Des concerts comme celui de vendredi sont rares, trop rares et trop précieux. D'abord parce qu'un programme de cette envergure – sept pièces – et de cette originalité est toujours à chérir : se croisent pendant une heure et demie des œuvres d'ensemble, partiellement électroniques, solistes, pour tous les goûts et toutes les curiosités. Mais également car le public se trouve plongé dans une mise en espace tout à fait extraordinaire, dont la dramaturgie nécessaire a été laissée aux soins d'Alexander Fahima. Nandor Angstenberger a créé dans la salle une grande toile d'araignée de laine orange, semblant tomber du plafond et s'emparer de quelques sièges au sol, devenus inaccessibles. Des objets sont exposés ici et là, comme une feuille morte sous un rayon de lumière. Alors les gens marchent, libres de se mettre au plus près de la scène, de se balader, de changer de point d'écoute ou de vue même pendant les morceaux. Matthias Pintscher, à la direction de son Ensemble intercontemporain, encourage cette attitude : « Profitez de ce jardin musical. »

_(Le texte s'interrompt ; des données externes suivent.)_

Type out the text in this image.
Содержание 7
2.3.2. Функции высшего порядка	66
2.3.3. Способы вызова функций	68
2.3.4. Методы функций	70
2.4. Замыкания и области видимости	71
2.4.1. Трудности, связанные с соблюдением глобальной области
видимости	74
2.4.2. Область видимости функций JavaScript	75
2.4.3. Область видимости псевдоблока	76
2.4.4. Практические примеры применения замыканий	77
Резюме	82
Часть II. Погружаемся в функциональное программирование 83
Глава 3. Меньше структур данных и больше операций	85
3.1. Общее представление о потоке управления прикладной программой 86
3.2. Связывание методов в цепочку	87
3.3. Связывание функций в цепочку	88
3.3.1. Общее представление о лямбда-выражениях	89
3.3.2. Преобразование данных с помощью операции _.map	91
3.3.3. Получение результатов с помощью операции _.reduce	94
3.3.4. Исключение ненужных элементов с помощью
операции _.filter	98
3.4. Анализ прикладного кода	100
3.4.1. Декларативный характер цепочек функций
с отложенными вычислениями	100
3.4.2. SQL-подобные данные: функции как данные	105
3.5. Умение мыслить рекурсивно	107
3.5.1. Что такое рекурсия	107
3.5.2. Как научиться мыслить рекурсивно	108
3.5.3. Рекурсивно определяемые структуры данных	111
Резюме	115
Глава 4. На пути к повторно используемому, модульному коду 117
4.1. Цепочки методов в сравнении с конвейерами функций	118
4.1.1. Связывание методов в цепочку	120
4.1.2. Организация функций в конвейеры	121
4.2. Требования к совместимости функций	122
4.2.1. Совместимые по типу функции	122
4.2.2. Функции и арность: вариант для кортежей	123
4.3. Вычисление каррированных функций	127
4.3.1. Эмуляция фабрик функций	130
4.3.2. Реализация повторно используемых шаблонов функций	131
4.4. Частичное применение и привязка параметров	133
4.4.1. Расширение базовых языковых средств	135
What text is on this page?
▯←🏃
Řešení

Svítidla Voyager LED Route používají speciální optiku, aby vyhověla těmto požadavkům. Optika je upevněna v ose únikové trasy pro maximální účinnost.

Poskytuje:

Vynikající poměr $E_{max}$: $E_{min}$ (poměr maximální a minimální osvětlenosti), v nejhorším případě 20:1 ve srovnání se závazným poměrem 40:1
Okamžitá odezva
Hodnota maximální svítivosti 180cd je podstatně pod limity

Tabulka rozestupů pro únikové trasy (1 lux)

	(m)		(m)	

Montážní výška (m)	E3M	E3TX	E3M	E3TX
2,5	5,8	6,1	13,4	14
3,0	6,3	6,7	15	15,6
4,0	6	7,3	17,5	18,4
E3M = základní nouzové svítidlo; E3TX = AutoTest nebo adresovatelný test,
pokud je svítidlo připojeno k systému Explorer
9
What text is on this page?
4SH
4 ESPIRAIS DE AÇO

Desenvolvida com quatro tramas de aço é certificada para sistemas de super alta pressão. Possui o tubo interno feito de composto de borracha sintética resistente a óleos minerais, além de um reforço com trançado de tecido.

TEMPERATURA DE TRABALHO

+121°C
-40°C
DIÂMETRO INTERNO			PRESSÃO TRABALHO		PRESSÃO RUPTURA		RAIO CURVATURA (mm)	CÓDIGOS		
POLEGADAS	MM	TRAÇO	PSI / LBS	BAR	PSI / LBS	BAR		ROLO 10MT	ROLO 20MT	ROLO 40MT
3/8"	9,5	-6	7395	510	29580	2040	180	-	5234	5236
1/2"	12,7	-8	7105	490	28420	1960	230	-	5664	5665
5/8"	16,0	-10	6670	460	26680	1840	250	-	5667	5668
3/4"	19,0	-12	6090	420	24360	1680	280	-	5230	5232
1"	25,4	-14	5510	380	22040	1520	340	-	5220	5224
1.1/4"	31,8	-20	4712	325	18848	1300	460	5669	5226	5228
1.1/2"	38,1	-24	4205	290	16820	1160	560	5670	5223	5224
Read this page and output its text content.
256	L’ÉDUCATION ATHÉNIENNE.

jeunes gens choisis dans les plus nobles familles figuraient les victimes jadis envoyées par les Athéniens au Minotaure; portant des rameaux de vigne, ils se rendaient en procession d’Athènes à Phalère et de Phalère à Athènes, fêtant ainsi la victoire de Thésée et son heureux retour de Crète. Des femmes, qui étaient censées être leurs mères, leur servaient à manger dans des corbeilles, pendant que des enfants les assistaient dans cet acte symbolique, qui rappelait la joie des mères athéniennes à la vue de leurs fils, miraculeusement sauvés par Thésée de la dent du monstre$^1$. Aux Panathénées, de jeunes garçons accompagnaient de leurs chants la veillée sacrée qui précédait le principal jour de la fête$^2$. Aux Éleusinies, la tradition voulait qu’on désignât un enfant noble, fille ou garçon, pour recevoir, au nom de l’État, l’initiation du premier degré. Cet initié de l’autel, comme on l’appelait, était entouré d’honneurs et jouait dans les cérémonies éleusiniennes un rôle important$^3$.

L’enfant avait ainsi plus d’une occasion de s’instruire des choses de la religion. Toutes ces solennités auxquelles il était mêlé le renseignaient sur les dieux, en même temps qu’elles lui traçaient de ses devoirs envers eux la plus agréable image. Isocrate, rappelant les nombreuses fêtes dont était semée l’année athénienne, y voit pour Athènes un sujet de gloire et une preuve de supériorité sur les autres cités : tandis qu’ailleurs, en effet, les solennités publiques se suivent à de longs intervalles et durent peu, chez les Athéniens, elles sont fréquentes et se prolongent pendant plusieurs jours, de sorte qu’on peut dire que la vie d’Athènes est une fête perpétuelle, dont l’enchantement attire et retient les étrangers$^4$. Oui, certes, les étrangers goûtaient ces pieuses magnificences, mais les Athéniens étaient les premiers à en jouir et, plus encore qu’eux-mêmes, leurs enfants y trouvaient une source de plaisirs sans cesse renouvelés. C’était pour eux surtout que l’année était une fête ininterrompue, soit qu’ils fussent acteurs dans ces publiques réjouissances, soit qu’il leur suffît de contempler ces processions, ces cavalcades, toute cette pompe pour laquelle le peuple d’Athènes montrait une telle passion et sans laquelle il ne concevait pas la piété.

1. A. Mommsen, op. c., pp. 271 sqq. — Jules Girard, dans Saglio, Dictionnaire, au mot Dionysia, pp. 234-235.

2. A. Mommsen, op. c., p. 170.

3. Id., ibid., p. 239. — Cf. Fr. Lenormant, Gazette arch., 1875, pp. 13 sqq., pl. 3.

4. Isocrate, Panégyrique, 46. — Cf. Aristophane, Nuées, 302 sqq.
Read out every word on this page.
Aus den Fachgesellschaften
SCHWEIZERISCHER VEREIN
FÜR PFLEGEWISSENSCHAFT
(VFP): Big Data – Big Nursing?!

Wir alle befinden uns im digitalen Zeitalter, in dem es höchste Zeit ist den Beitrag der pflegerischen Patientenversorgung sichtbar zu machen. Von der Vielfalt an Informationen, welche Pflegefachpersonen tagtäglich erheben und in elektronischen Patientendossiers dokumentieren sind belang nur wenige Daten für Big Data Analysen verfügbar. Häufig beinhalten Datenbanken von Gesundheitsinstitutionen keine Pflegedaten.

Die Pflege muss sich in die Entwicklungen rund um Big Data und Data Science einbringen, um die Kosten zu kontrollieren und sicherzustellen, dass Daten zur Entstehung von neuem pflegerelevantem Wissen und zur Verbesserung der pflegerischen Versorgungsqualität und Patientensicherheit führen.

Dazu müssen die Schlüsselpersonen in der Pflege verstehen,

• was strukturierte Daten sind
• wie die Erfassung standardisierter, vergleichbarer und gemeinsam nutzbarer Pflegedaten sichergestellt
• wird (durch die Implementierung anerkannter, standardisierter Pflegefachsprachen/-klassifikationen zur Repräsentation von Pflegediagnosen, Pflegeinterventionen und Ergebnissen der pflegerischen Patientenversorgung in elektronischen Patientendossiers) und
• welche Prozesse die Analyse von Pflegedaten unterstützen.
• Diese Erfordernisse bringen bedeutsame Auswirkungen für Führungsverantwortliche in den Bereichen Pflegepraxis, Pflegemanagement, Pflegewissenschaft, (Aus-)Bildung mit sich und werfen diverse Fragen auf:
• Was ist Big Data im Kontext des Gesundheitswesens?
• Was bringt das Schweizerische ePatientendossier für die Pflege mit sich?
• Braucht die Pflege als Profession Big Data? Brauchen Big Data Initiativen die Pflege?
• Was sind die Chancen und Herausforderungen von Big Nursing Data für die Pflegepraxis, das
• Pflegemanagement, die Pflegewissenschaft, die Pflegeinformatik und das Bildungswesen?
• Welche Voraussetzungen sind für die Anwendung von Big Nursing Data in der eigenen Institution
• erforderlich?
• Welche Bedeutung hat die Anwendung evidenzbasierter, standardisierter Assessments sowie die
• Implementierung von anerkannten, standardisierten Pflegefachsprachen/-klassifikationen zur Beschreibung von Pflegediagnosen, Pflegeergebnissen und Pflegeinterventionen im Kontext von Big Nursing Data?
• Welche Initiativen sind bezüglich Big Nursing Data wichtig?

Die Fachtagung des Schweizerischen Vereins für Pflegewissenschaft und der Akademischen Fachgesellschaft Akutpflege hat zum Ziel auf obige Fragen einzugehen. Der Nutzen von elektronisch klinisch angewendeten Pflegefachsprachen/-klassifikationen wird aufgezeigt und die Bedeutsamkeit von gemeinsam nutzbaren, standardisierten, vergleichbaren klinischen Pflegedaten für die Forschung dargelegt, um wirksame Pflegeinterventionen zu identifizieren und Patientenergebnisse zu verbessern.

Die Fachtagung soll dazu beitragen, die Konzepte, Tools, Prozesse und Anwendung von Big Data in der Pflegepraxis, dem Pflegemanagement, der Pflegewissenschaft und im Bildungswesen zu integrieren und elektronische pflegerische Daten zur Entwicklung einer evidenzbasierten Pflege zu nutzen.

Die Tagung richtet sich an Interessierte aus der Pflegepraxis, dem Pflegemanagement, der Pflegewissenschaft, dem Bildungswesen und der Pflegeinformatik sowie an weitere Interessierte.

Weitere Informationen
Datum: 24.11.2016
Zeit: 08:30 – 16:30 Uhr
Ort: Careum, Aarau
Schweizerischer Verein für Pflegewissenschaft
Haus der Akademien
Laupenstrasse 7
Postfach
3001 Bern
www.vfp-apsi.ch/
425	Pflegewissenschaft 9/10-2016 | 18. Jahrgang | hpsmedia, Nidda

C'est une ambition et un projet gigantesque, et rien n'est à jeter. Le « Anahit » de Scelsi est comme un leurre, confortant le public dans ce qu'il connaît d'un compositeur incontournable, dans une œuvre instrumentale fidèle au style de son artiste. Des lumières, créées par Katrin Wittig, viennent souligner le texte obsessionnel et paranoïaque, balayant le public lentement comme pour chercher un criminel dans la foule. Puis tout s'éteint. Pas de temps pour les applaudissements avant qu'Alain Billard n'apparaisse sur l'estrade derrière l'orchestre, éclairé dans le dos par des projecteurs à la manière d'une rock star. Art of Metal II de Yann Robin est une œuvre hallucinante, électrifiante dans son énergie et sa folie. Billard joue un instrument unique, une clarinette basse en métal, spatialisée et modifiée en live pour que ses claquements, ses barrissements et son souffle de bête furieuse balaie la salle et le public avec.
Même dans les enchaînements, tout est contrôlé : s'ensuit une œuvre d'une douceur infinie et déconcertante après l'agression tout juste subie. Le Guero d'Helmut Lachenmann, pour piano solo installé en plein centre de la pièce, est un travail d'orfèvre de la part du percussionniste Samuel Favre – les interprètes sont décidément mis à l'honneur ce soir, presque plus que les créateurs eux-mêmes. Aucune touche n'est enfoncée pendant les trois minutes du morceau : des frottements presque imperceptibles, comme des caresses du bout des ongles de l'instrumentiste à son instrument, donnent un nouveau sens au terme d'œuvre intimiste. Le public est rassemblé autour d'eux, silencieux et curieux, comme intimidé par ce rapport si privé exposé à leurs yeux. Toujours pour piano seul, cette fois-ci sous les doigts du pianiste Sébastian Vichard, Corda d'Aureliano Cattaneo souffre un peu de ce grand moment de tendresse. Plus sèche, la pièce est plus rebutante au premier abord, avant de rattraper la curiosité du public par l'originalité de son écriture et de son interprétation. L'installation électronique ajoutée à l'instrument passe en revanche plutôt inaperçue.